De neutrale rente is de rente wanneer vraag en aanbod in evenwicht zijn, de volledige economie in evenwicht is en geen schokken de economie raken. De schokken worden continu opgevolgd en de rente wordt eraan aangepast. Schattingen lopen echter sterk uiteen, afhankelijk van het soort model dat gebruikt wordt (empirisch, theoretisch, combinaties ervan …). De Fed zei het antwoord vandaag niet exact te kennen, wetende dat er lange en variabele tijdvertragingen zijn.
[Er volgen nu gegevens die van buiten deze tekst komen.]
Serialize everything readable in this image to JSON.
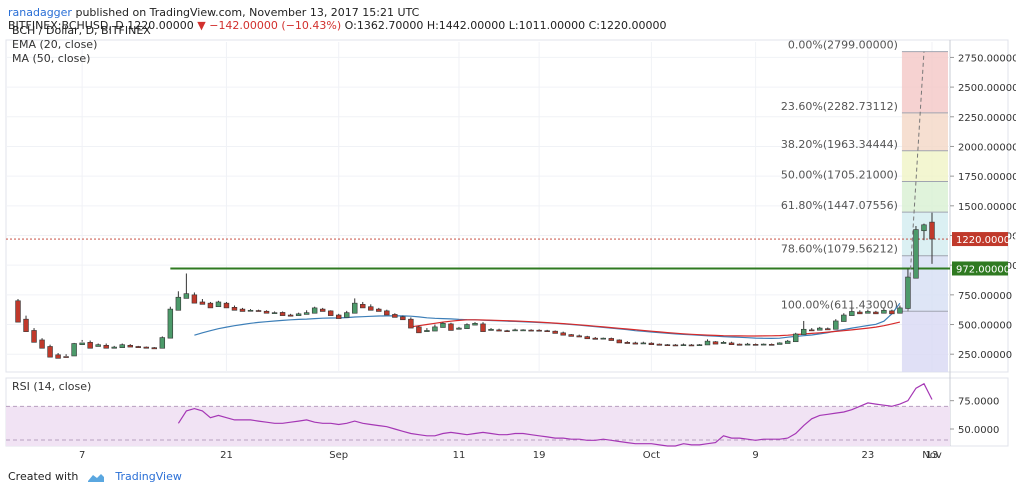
{
  "header": {
    "user": "ranadagger",
    "published": "published on TradingView.com, November 13, 2017 15:21 UTC",
    "line2": "BITFINEX:BCHUSD, D 1220.00000",
    "change": "▼ −142.00000 (−10.43%)",
    "ohlc": "O:1362.70000  H:1442.00000  L:1011.00000  C:1220.00000"
  },
  "symbol": "BCH / Dollar, D, BITFINEX",
  "indicators": [
    "EMA (20, close)",
    "MA (50, close)"
  ],
  "rsi_label": "RSI (14, close)",
  "footer": {
    "created_with": "Created with",
    "brand": "TradingView"
  },
  "colors": {
    "up": "#4c9a6a",
    "down": "#c0392b",
    "ema": "#3d7fb8",
    "ma": "#d62a2a",
    "rsi": "#a537b5",
    "hline": "#2f7a21",
    "price_line": "#c0392b"
  },
  "chart_data": [
    {
      "type": "candlestick",
      "title": "",
      "x_tick_labels": [
        "7",
        "21",
        "Sep",
        "11",
        "19",
        "Oct",
        "9",
        "23",
        "Nov",
        "13"
      ],
      "y_ticks": [
        250,
        500,
        750,
        1000,
        1250,
        1500,
        1750,
        2000,
        2250,
        2500,
        2750
      ],
      "y_tick_labels": [
        "250.00000",
        "500.00000",
        "750.00000",
        "1000.00000",
        "1250.00000",
        "1500.00000",
        "1750.00000",
        "2000.00000",
        "2250.00000",
        "2500.00000",
        "2750.00000"
      ],
      "ylim": [
        100,
        2880
      ],
      "current_price": {
        "value": 1220,
        "label": "1220.00000"
      },
      "horizontal_line": {
        "value": 972,
        "label": "972.00000"
      },
      "fib_levels": [
        {
          "ratio": "0.00%",
          "price": "2799.00000",
          "value": 2799
        },
        {
          "ratio": "23.60%",
          "price": "2282.73112",
          "value": 2282.73112
        },
        {
          "ratio": "38.20%",
          "price": "1963.34444",
          "value": 1963.34444
        },
        {
          "ratio": "50.00%",
          "price": "1705.21000",
          "value": 1705.21
        },
        {
          "ratio": "61.80%",
          "price": "1447.07556",
          "value": 1447.07556
        },
        {
          "ratio": "78.60%",
          "price": "1079.56212",
          "value": 1079.56212
        },
        {
          "ratio": "100.00%",
          "price": "611.43000",
          "value": 611.43
        }
      ],
      "candles": [
        [
          700,
          520,
          715,
          560
        ],
        [
          545,
          440,
          575,
          460
        ],
        [
          450,
          350,
          470,
          380
        ],
        [
          370,
          300,
          385,
          320
        ],
        [
          315,
          225,
          330,
          245
        ],
        [
          245,
          215,
          260,
          230
        ],
        [
          230,
          225,
          250,
          235
        ],
        [
          235,
          340,
          345,
          325
        ],
        [
          330,
          345,
          370,
          355
        ],
        [
          350,
          300,
          365,
          315
        ],
        [
          315,
          330,
          340,
          325
        ],
        [
          325,
          300,
          340,
          305
        ],
        [
          300,
          310,
          320,
          305
        ],
        [
          305,
          330,
          340,
          325
        ],
        [
          325,
          310,
          335,
          315
        ],
        [
          315,
          305,
          320,
          310
        ],
        [
          310,
          300,
          315,
          305
        ],
        [
          305,
          295,
          310,
          300
        ],
        [
          300,
          390,
          400,
          385
        ],
        [
          385,
          630,
          650,
          620
        ],
        [
          620,
          730,
          780,
          720
        ],
        [
          720,
          760,
          930,
          750
        ],
        [
          750,
          680,
          770,
          690
        ],
        [
          690,
          670,
          715,
          680
        ],
        [
          680,
          640,
          690,
          650
        ],
        [
          650,
          690,
          700,
          680
        ],
        [
          680,
          640,
          690,
          645
        ],
        [
          645,
          620,
          660,
          630
        ],
        [
          630,
          610,
          640,
          615
        ],
        [
          615,
          620,
          630,
          618
        ],
        [
          618,
          610,
          625,
          612
        ],
        [
          612,
          595,
          620,
          598
        ],
        [
          598,
          600,
          610,
          602
        ],
        [
          602,
          575,
          610,
          580
        ],
        [
          580,
          570,
          590,
          575
        ],
        [
          575,
          590,
          600,
          585
        ],
        [
          585,
          600,
          620,
          595
        ],
        [
          595,
          640,
          650,
          630
        ],
        [
          630,
          610,
          640,
          615
        ],
        [
          615,
          575,
          620,
          580
        ],
        [
          580,
          550,
          590,
          560
        ],
        [
          560,
          600,
          615,
          595
        ],
        [
          595,
          680,
          720,
          670
        ],
        [
          670,
          640,
          690,
          650
        ],
        [
          650,
          620,
          670,
          630
        ],
        [
          630,
          610,
          640,
          615
        ],
        [
          615,
          580,
          625,
          585
        ],
        [
          585,
          560,
          595,
          565
        ],
        [
          565,
          540,
          575,
          545
        ],
        [
          545,
          470,
          560,
          480
        ],
        [
          480,
          430,
          490,
          440
        ],
        [
          440,
          450,
          470,
          445
        ],
        [
          445,
          480,
          500,
          475
        ],
        [
          475,
          510,
          520,
          505
        ],
        [
          505,
          450,
          515,
          460
        ],
        [
          460,
          470,
          480,
          465
        ],
        [
          465,
          500,
          510,
          495
        ],
        [
          495,
          510,
          520,
          505
        ],
        [
          505,
          440,
          520,
          450
        ],
        [
          450,
          460,
          470,
          455
        ],
        [
          455,
          445,
          465,
          448
        ],
        [
          448,
          445,
          455,
          447
        ],
        [
          447,
          455,
          465,
          452
        ],
        [
          452,
          455,
          460,
          453
        ],
        [
          453,
          450,
          460,
          452
        ],
        [
          452,
          445,
          460,
          448
        ],
        [
          448,
          440,
          455,
          444
        ],
        [
          444,
          425,
          450,
          430
        ],
        [
          430,
          410,
          440,
          415
        ],
        [
          415,
          400,
          420,
          405
        ],
        [
          405,
          395,
          415,
          398
        ],
        [
          398,
          380,
          405,
          385
        ],
        [
          385,
          375,
          395,
          380
        ],
        [
          380,
          385,
          390,
          383
        ],
        [
          383,
          365,
          390,
          370
        ],
        [
          370,
          345,
          375,
          350
        ],
        [
          350,
          340,
          360,
          345
        ],
        [
          345,
          335,
          355,
          340
        ],
        [
          340,
          345,
          355,
          343
        ],
        [
          343,
          330,
          350,
          335
        ],
        [
          335,
          325,
          340,
          330
        ],
        [
          330,
          325,
          335,
          328
        ],
        [
          328,
          320,
          335,
          323
        ],
        [
          323,
          330,
          340,
          328
        ],
        [
          328,
          325,
          335,
          327
        ],
        [
          327,
          330,
          335,
          328
        ],
        [
          328,
          360,
          375,
          355
        ],
        [
          355,
          335,
          360,
          340
        ],
        [
          340,
          350,
          360,
          345
        ],
        [
          345,
          330,
          355,
          335
        ],
        [
          335,
          325,
          340,
          330
        ],
        [
          330,
          335,
          345,
          333
        ],
        [
          333,
          330,
          340,
          331
        ],
        [
          331,
          335,
          340,
          333
        ],
        [
          333,
          330,
          340,
          332
        ],
        [
          332,
          345,
          350,
          340
        ],
        [
          340,
          360,
          370,
          355
        ],
        [
          355,
          420,
          430,
          415
        ],
        [
          415,
          460,
          530,
          455
        ],
        [
          455,
          450,
          470,
          452
        ],
        [
          452,
          470,
          480,
          465
        ],
        [
          465,
          455,
          475,
          460
        ],
        [
          460,
          530,
          545,
          525
        ],
        [
          525,
          580,
          595,
          575
        ],
        [
          575,
          610,
          635,
          605
        ],
        [
          605,
          590,
          620,
          595
        ],
        [
          595,
          610,
          625,
          605
        ],
        [
          605,
          590,
          615,
          595
        ],
        [
          595,
          620,
          640,
          615
        ],
        [
          615,
          590,
          625,
          595
        ],
        [
          595,
          640,
          660,
          635
        ],
        [
          635,
          900,
          970,
          890
        ],
        [
          890,
          1300,
          1330,
          1290
        ],
        [
          1290,
          1340,
          1350,
          1210
        ],
        [
          1362.7,
          1220,
          1442,
          1011
        ]
      ],
      "ema20": [
        null,
        null,
        null,
        null,
        null,
        null,
        null,
        null,
        null,
        null,
        null,
        null,
        null,
        null,
        null,
        null,
        null,
        null,
        null,
        null,
        null,
        null,
        410,
        430,
        448,
        465,
        478,
        490,
        500,
        510,
        518,
        524,
        530,
        535,
        540,
        543,
        546,
        550,
        553,
        555,
        556,
        558,
        563,
        566,
        569,
        572,
        573,
        573,
        573,
        570,
        564,
        557,
        552,
        550,
        547,
        543,
        541,
        540,
        537,
        534,
        531,
        528,
        526,
        523,
        520,
        517,
        514,
        510,
        505,
        500,
        494,
        488,
        482,
        476,
        470,
        463,
        456,
        449,
        443,
        437,
        432,
        426,
        421,
        417,
        413,
        409,
        405,
        402,
        398,
        395,
        392,
        389,
        386,
        384,
        383,
        385,
        393,
        400,
        406,
        412,
        421,
        432,
        445,
        457,
        470,
        481,
        492,
        502,
        528,
        590,
        680
      ],
      "ma50": [
        null,
        null,
        null,
        null,
        null,
        null,
        null,
        null,
        null,
        null,
        null,
        null,
        null,
        null,
        null,
        null,
        null,
        null,
        null,
        null,
        null,
        null,
        null,
        null,
        null,
        null,
        null,
        null,
        null,
        null,
        null,
        null,
        null,
        null,
        null,
        null,
        null,
        null,
        null,
        null,
        null,
        null,
        null,
        null,
        null,
        null,
        null,
        null,
        null,
        480,
        490,
        500,
        510,
        520,
        528,
        535,
        540,
        540,
        538,
        536,
        534,
        532,
        530,
        527,
        524,
        520,
        516,
        512,
        508,
        503,
        498,
        492,
        486,
        480,
        474,
        468,
        462,
        456,
        450,
        444,
        438,
        432,
        427,
        422,
        418,
        414,
        411,
        408,
        406,
        405,
        404,
        403,
        403,
        404,
        405,
        407,
        410,
        415,
        420,
        425,
        430,
        436,
        442,
        448,
        455,
        462,
        470,
        478,
        490,
        505,
        520
      ]
    },
    {
      "type": "line",
      "title": "RSI (14, close)",
      "y_ticks": [
        50,
        75
      ],
      "y_tick_labels": [
        "50.0000",
        "75.0000"
      ],
      "ylim": [
        35,
        95
      ],
      "band": [
        30,
        70
      ],
      "values": [
        null,
        null,
        null,
        null,
        null,
        null,
        null,
        null,
        null,
        null,
        null,
        null,
        null,
        null,
        null,
        null,
        null,
        null,
        null,
        null,
        55,
        66,
        68,
        66,
        60,
        62,
        60,
        58,
        58,
        58,
        57,
        56,
        55,
        55,
        56,
        57,
        58,
        56,
        55,
        55,
        54,
        55,
        57,
        55,
        54,
        53,
        52,
        50,
        48,
        46,
        45,
        44,
        44,
        46,
        47,
        46,
        45,
        46,
        47,
        46,
        45,
        45,
        46,
        46,
        45,
        44,
        43,
        42,
        42,
        41,
        41,
        40,
        40,
        41,
        40,
        39,
        38,
        37,
        37,
        37,
        36,
        35,
        35,
        37,
        36,
        36,
        37,
        38,
        44,
        42,
        42,
        41,
        40,
        41,
        41,
        41,
        42,
        46,
        53,
        59,
        62,
        63,
        64,
        65,
        67,
        70,
        73,
        72,
        71,
        70,
        72,
        75,
        86,
        90,
        76
      ]
    }
  ]
}
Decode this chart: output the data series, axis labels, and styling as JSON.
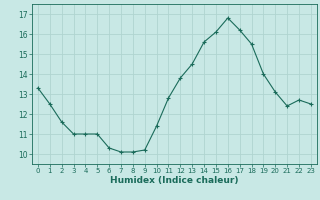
{
  "x": [
    0,
    1,
    2,
    3,
    4,
    5,
    6,
    7,
    8,
    9,
    10,
    11,
    12,
    13,
    14,
    15,
    16,
    17,
    18,
    19,
    20,
    21,
    22,
    23
  ],
  "y": [
    13.3,
    12.5,
    11.6,
    11.0,
    11.0,
    11.0,
    10.3,
    10.1,
    10.1,
    10.2,
    11.4,
    12.8,
    13.8,
    14.5,
    15.6,
    16.1,
    16.8,
    16.2,
    15.5,
    14.0,
    13.1,
    12.4,
    12.7,
    12.5
  ],
  "line_color": "#1a6b5a",
  "bg_color": "#c8e8e5",
  "grid_color": "#b0d4d0",
  "xlabel": "Humidex (Indice chaleur)",
  "ylim": [
    9.5,
    17.5
  ],
  "xlim": [
    -0.5,
    23.5
  ],
  "yticks": [
    10,
    11,
    12,
    13,
    14,
    15,
    16,
    17
  ],
  "xticks": [
    0,
    1,
    2,
    3,
    4,
    5,
    6,
    7,
    8,
    9,
    10,
    11,
    12,
    13,
    14,
    15,
    16,
    17,
    18,
    19,
    20,
    21,
    22,
    23
  ],
  "tick_color": "#1a6b5a",
  "xlabel_color": "#1a6b5a",
  "marker": "+"
}
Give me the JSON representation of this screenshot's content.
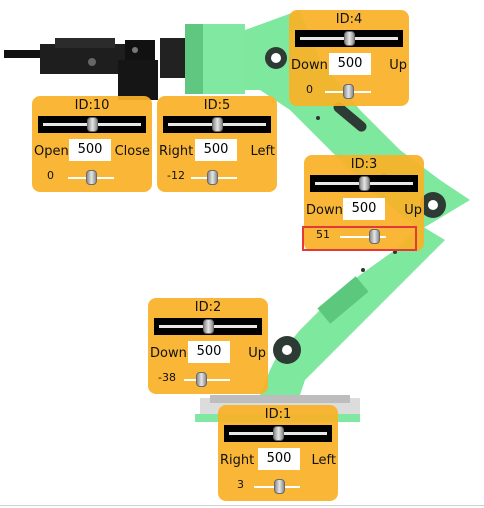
{
  "panels": [
    {
      "id": "id10",
      "title": "ID:10",
      "left_label": "Open",
      "right_label": "Close",
      "value": "500",
      "offset": "0"
    },
    {
      "id": "id5",
      "title": "ID:5",
      "left_label": "Right",
      "right_label": "Left",
      "value": "500",
      "offset": "-12"
    },
    {
      "id": "id4",
      "title": "ID:4",
      "left_label": "Down",
      "right_label": "Up",
      "value": "500",
      "offset": "0"
    },
    {
      "id": "id3",
      "title": "ID:3",
      "left_label": "Down",
      "right_label": "Up",
      "value": "500",
      "offset": "51"
    },
    {
      "id": "id2",
      "title": "ID:2",
      "left_label": "Down",
      "right_label": "Up",
      "value": "500",
      "offset": "-38"
    },
    {
      "id": "id1",
      "title": "ID:1",
      "left_label": "Right",
      "right_label": "Left",
      "value": "500",
      "offset": "3"
    }
  ],
  "colors": {
    "panel": "#FAB228",
    "arm": "#7EE89E",
    "arm_dark": "#2E3B35",
    "highlight": "#E53935"
  }
}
Besluit: remt de Fed te sterk af?
Veel vragen van journalisten toonden hun bezorgdheid over de arbeidsmarkt. Merkbaar is dat ze zich afvragen of de Fed niet te verstrakkend is. Wanneer we echter rekening houden met de daling van 100 basispunten van de kortetermijnrente, de sterke financiële markten, de historisch super lage kredietspreads, etcetera, dan moeten we vandaag rekening houden met een hogere groei en hogere inflatie. Als we de fiscale plannen van Trump er nog bij nemen, is een hogere langetermijnrente de komende maanden niet uit te sluiten.
Ik denk dat de afwachtende houding van de Fed op korte termijn meer dan gerechtvaardigd is!
Jan Vergote is onafhankelijk financieel consultant en analist.